Era un pequeño muro de escudos, no una gran batalla. Una escaramuza por ganado, no un choque de ejércitos, pero fue mi primer muro e instintivamente sacudí mi escudo contra los de mis vecinos para asegurarme de que se tocaban, bajé a
Aguijón
con la intención de clavarla por debajo del borde de los escudos, y me agaché ligeramente para recibir la carga. Los galeses aullaban como locos, un ruido que pretendía asustarnos, pero yo estaba bien concentrado en lo que me habían enseñado como para que me distrajeran los alaridos.

—¡Ahora! —gritó Tatwine y todos empujamos nuestros escudos hacia delante y en el mío sentí un golpe como los del martillo de Ealdwulf contra el yunque, reparé en un hacha que volaba por encima de mi cabeza para abrirme el cráneo y me agaché, levantando el escudo, y le clavé al hombre mi
Aguijón
en la ingle. Se hincó directo y certero, como Toki me había enseñado, y ese tajo en la ingle es un ataque terrible, mortal, y el hombre lanzó un grito pavoroso, como el de una mujer al dar a luz, y la espada corta se quedó clavada en su cuerpo, manando sangre por la empuñadura, el hacha cayó por mi espalda y yo me levanté. Desenvainé
Hálito-de-serpiente
por el hombro izquierdo y fui a por el individuo que atacaba a mi vecino derecho. Fue un buen golpe, directo al cráneo, y recuperé la espada rasgando, para dejar que el filo de Ealdwulf hiciera su trabajo, y el hombre con
Aguijón
clavado en la ingle se había derrumbado a mis pies, así que le pateé la cara. Entonces gritaba, gritaba en danés, gritaba sus muertes, y de repente todo fue muy fácil, y pisé a mi primera víctima para rematar a la segunda, lo cual significaba que había roto nuestro muro, pero no importaba porque Tatwine estaba allí para cubrir mi puesto. Penetré en espacio galés, pero con dos muertos a mi lado; un tercer guerrero se volvió hacia mí, su espada se cernió sobre mi cabeza con trayectoria de guadaña, y yo la bloqueé con los tachones del escudo. Cuando intentó cubrirse el cuerpo, yo me abalancé con
Hálito-de-serpiente
sobre su garganta, se la rebané, y seguí el impulso de la espada hasta que se estrelló con un escudo a mis espaldas, y me di la vuelta, hecho una furia y un salvaje, y cargué contra un cuarto hombre, lo tumbé con la fuerza de mi peso y él empezó a implorar misericordia y no recibió ninguna.

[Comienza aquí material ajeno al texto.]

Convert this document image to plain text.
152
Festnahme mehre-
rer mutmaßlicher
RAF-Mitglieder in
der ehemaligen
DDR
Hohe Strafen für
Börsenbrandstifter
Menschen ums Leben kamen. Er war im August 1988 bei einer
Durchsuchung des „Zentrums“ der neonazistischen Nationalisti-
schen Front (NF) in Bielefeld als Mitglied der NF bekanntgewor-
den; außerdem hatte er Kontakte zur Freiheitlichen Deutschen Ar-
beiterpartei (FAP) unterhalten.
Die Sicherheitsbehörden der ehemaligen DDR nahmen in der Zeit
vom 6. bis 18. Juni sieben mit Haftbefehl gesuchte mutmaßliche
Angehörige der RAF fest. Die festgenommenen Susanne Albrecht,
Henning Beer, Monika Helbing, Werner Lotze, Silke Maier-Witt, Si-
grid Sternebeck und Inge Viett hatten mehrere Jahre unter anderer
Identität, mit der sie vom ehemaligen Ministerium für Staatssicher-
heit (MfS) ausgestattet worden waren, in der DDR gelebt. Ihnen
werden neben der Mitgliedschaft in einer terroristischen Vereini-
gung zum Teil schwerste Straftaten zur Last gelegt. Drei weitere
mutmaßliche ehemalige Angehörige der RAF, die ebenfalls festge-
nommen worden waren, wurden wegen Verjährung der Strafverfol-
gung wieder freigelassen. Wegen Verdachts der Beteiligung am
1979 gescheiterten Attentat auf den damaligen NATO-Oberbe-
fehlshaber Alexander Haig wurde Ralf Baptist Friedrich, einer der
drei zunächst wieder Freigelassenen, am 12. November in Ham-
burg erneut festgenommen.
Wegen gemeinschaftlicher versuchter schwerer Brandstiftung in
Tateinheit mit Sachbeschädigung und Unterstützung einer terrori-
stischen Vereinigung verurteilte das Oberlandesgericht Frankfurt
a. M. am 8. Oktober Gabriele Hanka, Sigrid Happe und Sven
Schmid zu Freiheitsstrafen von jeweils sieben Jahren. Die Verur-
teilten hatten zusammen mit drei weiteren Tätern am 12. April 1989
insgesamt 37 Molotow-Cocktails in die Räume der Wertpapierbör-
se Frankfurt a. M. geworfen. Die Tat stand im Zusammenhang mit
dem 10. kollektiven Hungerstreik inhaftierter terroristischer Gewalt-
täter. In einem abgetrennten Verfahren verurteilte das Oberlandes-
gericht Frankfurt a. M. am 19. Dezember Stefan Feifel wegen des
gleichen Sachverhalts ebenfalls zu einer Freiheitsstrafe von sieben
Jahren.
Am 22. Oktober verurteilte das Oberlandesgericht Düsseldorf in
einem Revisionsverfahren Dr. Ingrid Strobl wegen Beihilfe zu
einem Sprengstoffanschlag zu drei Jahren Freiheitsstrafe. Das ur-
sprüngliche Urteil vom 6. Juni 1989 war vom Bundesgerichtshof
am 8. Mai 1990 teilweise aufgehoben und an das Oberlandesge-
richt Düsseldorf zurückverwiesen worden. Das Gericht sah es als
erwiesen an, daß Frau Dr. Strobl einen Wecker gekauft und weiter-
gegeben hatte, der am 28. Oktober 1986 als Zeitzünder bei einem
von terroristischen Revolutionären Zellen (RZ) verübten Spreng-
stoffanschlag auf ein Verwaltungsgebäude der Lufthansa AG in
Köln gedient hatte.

Qué alegría tan grande. La alegría de la espada. Bailaba de alegría, la alegría me inundaba, la alegría de la batalla de la que Ragnar hablaba tantas veces, la alegría del guerrero. Si un hombre no la conoce, no es un hombre. Aquello no fue una batalla, no fue una auténtica matanza, sólo unos cuantos ladrones muertos, pero fue mi primera pelea y los dioses me concedieron su favor, dotaron mi brazo de velocidad y de fuerza mi escudo, y cuando terminó y yo bailé en la sangre de los muertos, supe que aquello era bueno. Supe que era más que bueno. En aquel momento habría podido conquistar el mundo y sólo lamentaba que Ragnar no me hubiese visto, pero entonces pensé que podría estar mirándome desde el Valhalla y levanté
Hálito-de-serpiente
hacia las nubes y grité su nombre. He visto a otros jóvenes salir de sus primeras batallas con la misma alegría y los he enterrado a la siguiente. Los jóvenes son unos insensatos y yo era joven. Pero también bueno.